The latest "get rich quick" plan apparently involves cultivating an audience of app users on Facebook.

Playfish became the latest developer wooed by the acquisitive siren song of a larger industry colleague. Electronic Arts (NASDAQ:ERTS) is buying the social-gaming specialist in a $275 million deal, which could be worth as much as $400 million in equity retention arrangements and performance-based earn-outs.

Playfish entertains 60 million monthly active players across its multiplayer diversions, driving more than a billion gameplay sessions along the way. Its sticky apps run on Apple (NASDAQ:AAPL) iPhones and News Corp.'s (NYSE:NWS) MySpace social network, but its real drivers are Facebook hits Pet Society, Restaurant City, and Country Story.

This isn't the first time that a public company has snapped up a rising star on Facebook's platform. Expedia (NASDAQ:EXPE) and The Knot (NASDAQ:KNOT) gobbled up the makers of travel and wedding planning apps, respectively.

The monetization of social apps remains a work in progress, but the traffic trend is undeniable. Facebook is becoming a bigger part of the lives of its 300 million -- and counting -- users. In EA's field, video game hardware and software sales have fallen in six of the past seven months. Diehard gamers are still a loyal lot, but the video game industry needs to reach the broader mainstream audience.
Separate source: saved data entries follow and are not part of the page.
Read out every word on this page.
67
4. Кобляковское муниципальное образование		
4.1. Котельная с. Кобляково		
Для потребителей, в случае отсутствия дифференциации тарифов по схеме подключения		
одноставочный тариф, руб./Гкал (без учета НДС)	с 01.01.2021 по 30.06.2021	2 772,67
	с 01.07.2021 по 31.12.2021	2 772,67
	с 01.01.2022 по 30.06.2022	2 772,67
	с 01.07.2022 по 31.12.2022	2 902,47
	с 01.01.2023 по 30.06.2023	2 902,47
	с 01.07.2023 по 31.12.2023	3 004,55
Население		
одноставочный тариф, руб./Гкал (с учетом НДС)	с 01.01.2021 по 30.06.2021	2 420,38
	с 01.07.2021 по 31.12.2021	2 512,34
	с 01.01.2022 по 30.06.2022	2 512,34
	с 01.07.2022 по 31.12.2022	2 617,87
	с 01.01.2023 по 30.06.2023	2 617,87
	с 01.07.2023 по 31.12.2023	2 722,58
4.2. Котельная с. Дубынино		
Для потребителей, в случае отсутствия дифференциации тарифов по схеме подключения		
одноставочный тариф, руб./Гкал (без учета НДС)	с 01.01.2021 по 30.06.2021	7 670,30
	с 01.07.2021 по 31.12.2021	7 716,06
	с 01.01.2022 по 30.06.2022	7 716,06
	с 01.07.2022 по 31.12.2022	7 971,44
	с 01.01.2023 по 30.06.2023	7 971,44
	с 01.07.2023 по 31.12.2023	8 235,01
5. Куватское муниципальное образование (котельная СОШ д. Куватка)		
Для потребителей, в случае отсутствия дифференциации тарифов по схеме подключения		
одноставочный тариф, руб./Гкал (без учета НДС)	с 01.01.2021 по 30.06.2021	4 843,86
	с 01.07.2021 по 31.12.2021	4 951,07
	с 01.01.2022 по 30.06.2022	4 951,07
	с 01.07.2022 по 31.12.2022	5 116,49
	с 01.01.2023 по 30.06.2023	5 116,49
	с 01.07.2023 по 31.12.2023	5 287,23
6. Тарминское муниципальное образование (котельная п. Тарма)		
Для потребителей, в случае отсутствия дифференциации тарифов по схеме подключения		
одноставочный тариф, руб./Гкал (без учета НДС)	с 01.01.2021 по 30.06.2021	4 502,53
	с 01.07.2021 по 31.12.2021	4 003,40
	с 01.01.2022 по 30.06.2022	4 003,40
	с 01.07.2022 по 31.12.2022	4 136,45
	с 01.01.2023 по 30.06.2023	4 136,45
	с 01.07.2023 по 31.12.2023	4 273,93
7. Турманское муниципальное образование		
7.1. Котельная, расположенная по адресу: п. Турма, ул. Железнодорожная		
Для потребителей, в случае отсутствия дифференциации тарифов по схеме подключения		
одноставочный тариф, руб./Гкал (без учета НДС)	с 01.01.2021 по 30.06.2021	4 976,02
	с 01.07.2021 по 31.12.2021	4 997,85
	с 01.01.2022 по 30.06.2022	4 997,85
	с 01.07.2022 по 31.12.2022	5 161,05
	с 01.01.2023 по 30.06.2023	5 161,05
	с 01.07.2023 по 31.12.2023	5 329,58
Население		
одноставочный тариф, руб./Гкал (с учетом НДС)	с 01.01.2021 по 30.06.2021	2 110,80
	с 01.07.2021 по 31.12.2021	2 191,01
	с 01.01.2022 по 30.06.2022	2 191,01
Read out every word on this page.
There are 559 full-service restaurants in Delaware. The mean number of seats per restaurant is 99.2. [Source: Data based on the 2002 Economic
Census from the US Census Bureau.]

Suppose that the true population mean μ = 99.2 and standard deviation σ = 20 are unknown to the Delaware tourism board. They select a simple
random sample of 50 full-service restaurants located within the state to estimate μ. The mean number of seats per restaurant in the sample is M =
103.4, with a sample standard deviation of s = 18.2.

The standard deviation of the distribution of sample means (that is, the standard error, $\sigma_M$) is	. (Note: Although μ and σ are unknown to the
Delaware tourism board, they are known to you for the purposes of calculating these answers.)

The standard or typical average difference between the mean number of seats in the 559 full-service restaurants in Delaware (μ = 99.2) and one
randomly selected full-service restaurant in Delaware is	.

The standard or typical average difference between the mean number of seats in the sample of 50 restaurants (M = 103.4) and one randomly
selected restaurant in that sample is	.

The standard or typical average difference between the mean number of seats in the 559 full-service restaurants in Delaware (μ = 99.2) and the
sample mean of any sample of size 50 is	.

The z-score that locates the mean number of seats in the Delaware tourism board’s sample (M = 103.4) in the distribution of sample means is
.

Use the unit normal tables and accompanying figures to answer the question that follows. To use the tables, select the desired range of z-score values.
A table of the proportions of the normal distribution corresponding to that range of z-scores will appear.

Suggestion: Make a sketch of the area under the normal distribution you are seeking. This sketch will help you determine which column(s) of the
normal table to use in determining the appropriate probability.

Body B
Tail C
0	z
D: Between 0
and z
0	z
Right now, those people are on Facebook, playing Playfish's Restaurant City and Zynga's FarmVille.

EA is doing the right thing by acquiring Playfish, but this is still a nascent industry with a thin moat. The low barriers to entry will make social networking games even more competitive in the coming years, making it that much harder for even the heavy hitters to crank out viral hits at will.

EA needs to be here, but the cover charge sure isn't cheap.